9. 3Sum

Problem Statement

Given an integer array nums, return all the triplets [nums[i], nums[j], nums[k]] such that i != j, i != k, and j != k, and nums[i] + nums[j] + nums[k] == 0.

Notice that the solution set must not contain duplicate triplets.

Example 1:

Input: nums = [-1,0,1,2,-1,-4] Output: [[-1,-1,2],[-1,0,1]] Explanation: nums[0] + nums[1] + nums[2] = (-1) + 0 + 1 = 0. nums[1] + nums[2] + nums[4] = 0 + 1 + (-1) = 0. nums[0] + nums[3] + nums[4] = (-1) + 2 + (-1) = 0. The distinct triplets are [-1,0,1] and [-1,-1,2]. Notice that the order of the output and the order of the triplets does not matter.

Example 2:

Input: nums = [0,1,1] Output: [] Explanation: The only possible triplet does not sum up to 0.

Example 3:

Input: nums = [0,0,0] Output: [[0,0,0]] Explanation: The only possible triplet sums up to 0.

Solution

class Solution:
    def threeSum(self, nums: list[int]) -> list[list[int]]:
        nums.sort()
        result = []
        n = len(nums)

        for i in range(n - 2):
            # Skip duplicate elements for the first number
            if i > 0 and nums[i] == nums[i - 1]:
                continue

            left, right = i + 1, n - 1
            while left < right:
                total = nums[i] + nums[left] + nums[right]

                if total < 0:
                    left += 1
                elif total > 0:
                    right -= 1
                else:
                    result.append([nums[i], nums[left], nums[right]])
                    # Skip duplicate elements for the second and third numbers
                    while left < right and nums[left] == nums[left + 1]:
                        left += 1
                    while left < right and nums[right] == nums[right - 1]:
                        right -= 1
                    left += 1
                    right -= 1

        return result

Explanation

This solution efficiently finds all unique triplets that sum to zero by first sorting the array. Sorting allows us to use the two-pointer technique.
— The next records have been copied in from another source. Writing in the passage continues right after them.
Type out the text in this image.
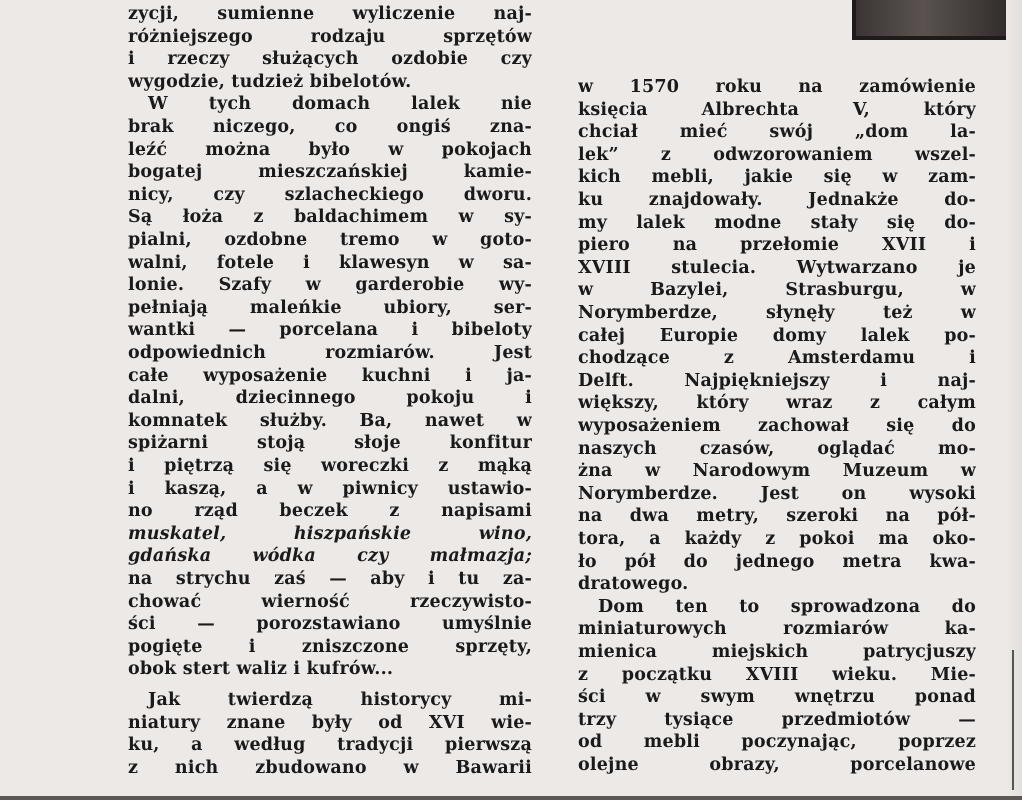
zycji, sumienne wyliczenie naj-
różniejszego rodzaju sprzętów
i rzeczy służących ozdobie czy
wygodzie, tudzież bibelotów.
W tych domach lalek nie
brak niczego, co ongiś zna-
leźć można było w pokojach
bogatej mieszczańskiej kamie-
nicy, czy szlacheckiego dworu.
Są łoża z baldachimem w sy-
pialni, ozdobne tremo w goto-
walni, fotele i klawesyn w sa-
lonie. Szafy w garderobie wy-
pełniają maleńkie ubiory, ser-
wantki — porcelana i bibeloty
odpowiednich rozmiarów. Jest
całe wyposażenie kuchni i ja-
dalni, dziecinnego pokoju i
komnatek służby. Ba, nawet w
spiżarni stoją słoje konfitur
i piętrzą się woreczki z mąką
i kaszą, a w piwnicy ustawio-
no rząd beczek z napisami
muskatel, hiszpańskie wino,
gdańska wódka czy małmazja;
na strychu zaś — aby i tu za-
chować wierność rzeczywisto-
ści — porozstawiano umyślnie
pogięte i zniszczone sprzęty,
obok stert waliz i kufrów...
Jak twierdzą historycy mi-
niatury znane były od XVI wie-
ku, a według tradycji pierwszą
z nich zbudowano w Bawarii
w 1570 roku na zamówienie
księcia Albrechta V, który
chciał mieć swój „dom la-
lek” z odwzorowaniem wszel-
kich mebli, jakie się w zam-
ku znajdowały. Jednakże do-
my lalek modne stały się do-
piero na przełomie XVII i
XVIII stulecia. Wytwarzano je
w Bazylei, Strasburgu, w
Norymberdze, słynęły też w
całej Europie domy lalek po-
chodzące z Amsterdamu i
Delft. Najpiękniejszy i naj-
większy, który wraz z całym
wyposażeniem zachował się do
naszych czasów, oglądać mo-
żna w Narodowym Muzeum w
Norymberdze. Jest on wysoki
na dwa metry, szeroki na pół-
tora, a każdy z pokoi ma oko-
ło pół do jednego metra kwa-
dratowego.
Dom ten to sprowadzona do
miniaturowych rozmiarów ka-
mienica miejskich patrycjuszy
z początku XVIII wieku. Mie-
ści w swym wnętrzu ponad
trzy tysiące przedmiotów —
od mebli poczynając, poprzez
olejne obrazy, porcelanowe
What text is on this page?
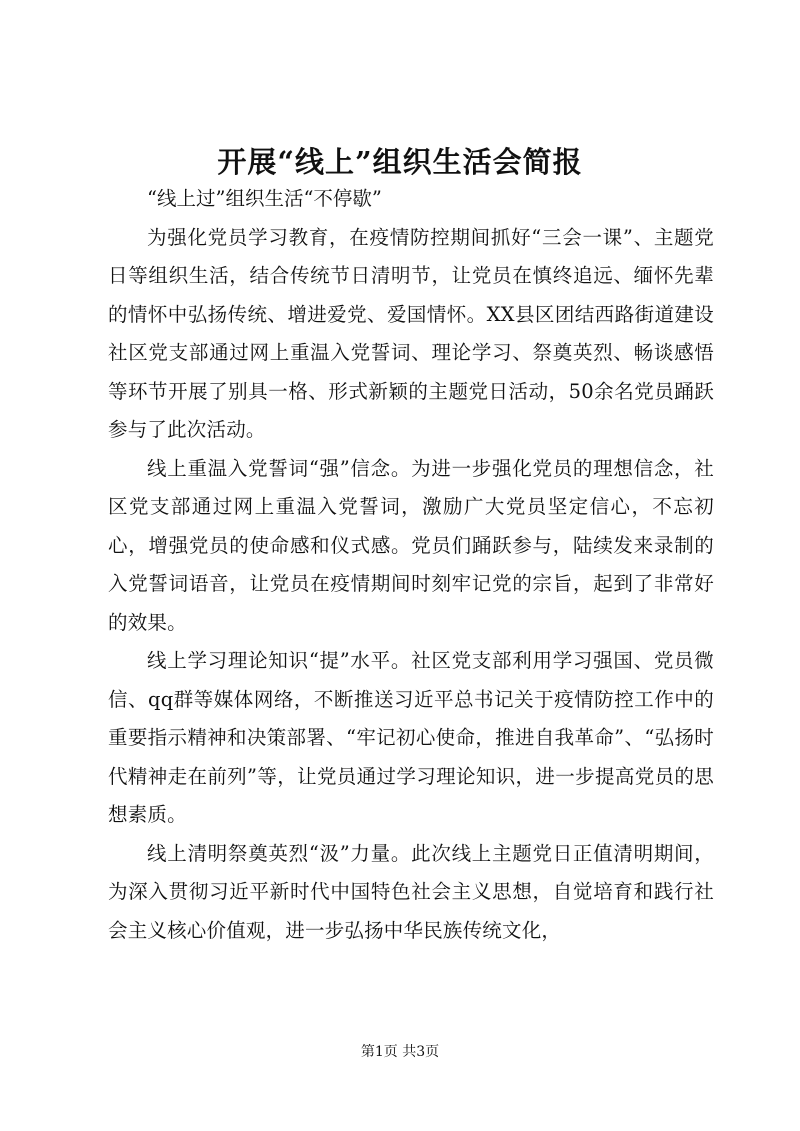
开展“线上”组织生活会简报

“线上过”组织生活“不停歇”

为强化党员学习教育，在疫情防控期间抓好“三会一课”、主题党日等组织生活，结合传统节日清明节，让党员在慎终追远、缅怀先辈的情怀中弘扬传统、增进爱党、爱国情怀。XX县区团结西路街道建设社区党支部通过网上重温入党誓词、理论学习、祭奠英烈、畅谈感悟等环节开展了别具一格、形式新颖的主题党日活动，50余名党员踊跃参与了此次活动。

线上重温入党誓词“强”信念。为进一步强化党员的理想信念，社区党支部通过网上重温入党誓词，激励广大党员坚定信心，不忘初心，增强党员的使命感和仪式感。党员们踊跃参与，陆续发来录制的入党誓词语音，让党员在疫情期间时刻牢记党的宗旨，起到了非常好的效果。

线上学习理论知识“提”水平。社区党支部利用学习强国、党员微信、qq群等媒体网络，不断推送习近平总书记关于疫情防控工作中的重要指示精神和决策部署、“牢记初心使命，推进自我革命”、“弘扬时代精神走在前列”等，让党员通过学习理论知识，进一步提高党员的思想素质。

线上清明祭奠英烈“汲”力量。此次线上主题党日正值清明期间，为深入贯彻习近平新时代中国特色社会主义思想，自觉培育和践行社会主义核心价值观，进一步弘扬中华民族传统文化，

第1页 共3页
Sort the array: This is crucial for the two-pointer approach and for handling duplicates.
Iterate through the array: We use a loop to fix the first number of the triplet (nums[i]).
Two-Pointer Approach: For each nums[i], we use two pointers, left and right, to find the other two numbers. left starts at i + 1, and right starts at the end of the array.
- If the sum is less than zero, we need a larger sum, so we move left to the right.
- If the sum is greater than zero, we need a smaller sum, so we move right to the left.
- If the sum is zero, we've found a triplet. We add it to our result list.
Skip Duplicates: After finding a valid triplet, we move both left and right pointers and also skip any duplicate elements to avoid adding the same triplet multiple times.

The time complexity is dominated by the sorting step, which is O(n log n). The two-pointer scan is O(n^2) in the worst case. So, the overall time complexity is O(n^2). The space complexity is O(1) (or O(n) if you count the space for the output).